Let M be an $m \times n$ matrix whose rows are linearly independent. Suppose that $k$ columns $c_{i_1}, … , c_{i_k}$of M span the column space of M. Let C be the matrix obtained from M by deleting all columns except $c_{i_1}, … , c_{i_k}$. Show that the rows of C are also linearly independent.
Since the rows are linearly independent in M, we know that every row has a pivot position.
We know that the row rank is equal to the column rank. Since the row rank is at least m and the column space is at most k, we know that k is either equal to m or greater than it.
Case 1
Let k=m. Then $c_{i_1}, … , c_{i_k}$ is both a linearly independent and a spanning set, so the rows must also be linearly independent.
Case 2
Let k>m. Since $c_{i_1}, … , c_{i_k}$ is a spanning set, it must contain the linearly independent set. In other words, it must contain all columns in M that have a pivot position. So the rows of matrix C also have a pivot in every row, which implies that the rows are linearly independent.
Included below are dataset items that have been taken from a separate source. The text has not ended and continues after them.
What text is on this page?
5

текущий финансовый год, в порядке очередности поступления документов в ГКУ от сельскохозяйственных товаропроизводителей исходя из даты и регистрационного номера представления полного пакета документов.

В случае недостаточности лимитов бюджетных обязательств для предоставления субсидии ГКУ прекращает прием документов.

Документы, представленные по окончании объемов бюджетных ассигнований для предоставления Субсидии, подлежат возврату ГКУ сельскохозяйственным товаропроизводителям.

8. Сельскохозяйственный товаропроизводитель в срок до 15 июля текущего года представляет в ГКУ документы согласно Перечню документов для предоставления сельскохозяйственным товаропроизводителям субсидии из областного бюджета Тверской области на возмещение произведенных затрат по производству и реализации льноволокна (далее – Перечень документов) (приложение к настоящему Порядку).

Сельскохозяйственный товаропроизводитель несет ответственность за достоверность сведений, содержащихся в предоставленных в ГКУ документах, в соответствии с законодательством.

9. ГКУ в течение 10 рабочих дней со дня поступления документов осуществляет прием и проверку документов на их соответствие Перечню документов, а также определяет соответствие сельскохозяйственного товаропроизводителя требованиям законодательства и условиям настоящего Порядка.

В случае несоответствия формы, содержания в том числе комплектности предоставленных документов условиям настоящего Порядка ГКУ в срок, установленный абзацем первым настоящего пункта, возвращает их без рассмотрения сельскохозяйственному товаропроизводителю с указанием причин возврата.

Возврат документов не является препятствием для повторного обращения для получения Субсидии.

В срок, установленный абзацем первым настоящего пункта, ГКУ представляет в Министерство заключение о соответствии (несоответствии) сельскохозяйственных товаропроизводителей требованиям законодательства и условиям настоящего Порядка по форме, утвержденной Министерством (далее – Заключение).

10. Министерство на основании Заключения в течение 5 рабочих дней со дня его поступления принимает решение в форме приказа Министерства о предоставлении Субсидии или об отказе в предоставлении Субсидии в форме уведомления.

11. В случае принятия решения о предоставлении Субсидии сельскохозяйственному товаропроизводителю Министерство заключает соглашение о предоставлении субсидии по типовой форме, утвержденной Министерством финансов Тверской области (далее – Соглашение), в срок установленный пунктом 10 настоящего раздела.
Do you think my answer is correct?
Thanks in advance
Best Answer
I think your "proof by cases" works just fine, though I personally would do three cases, with first case "if $k < m \implies$ Contradiction", basically, then writing the very reasons you concluded that $k \geq m$.
Note: That's just how I'd do it, since you are already considering cases, we might as well exhaust them all, which you did (consider them all, just not explicitly so).
But my preference has nothing to do with the correctness of your proof. Your logic, which you included, for good reason, does the job.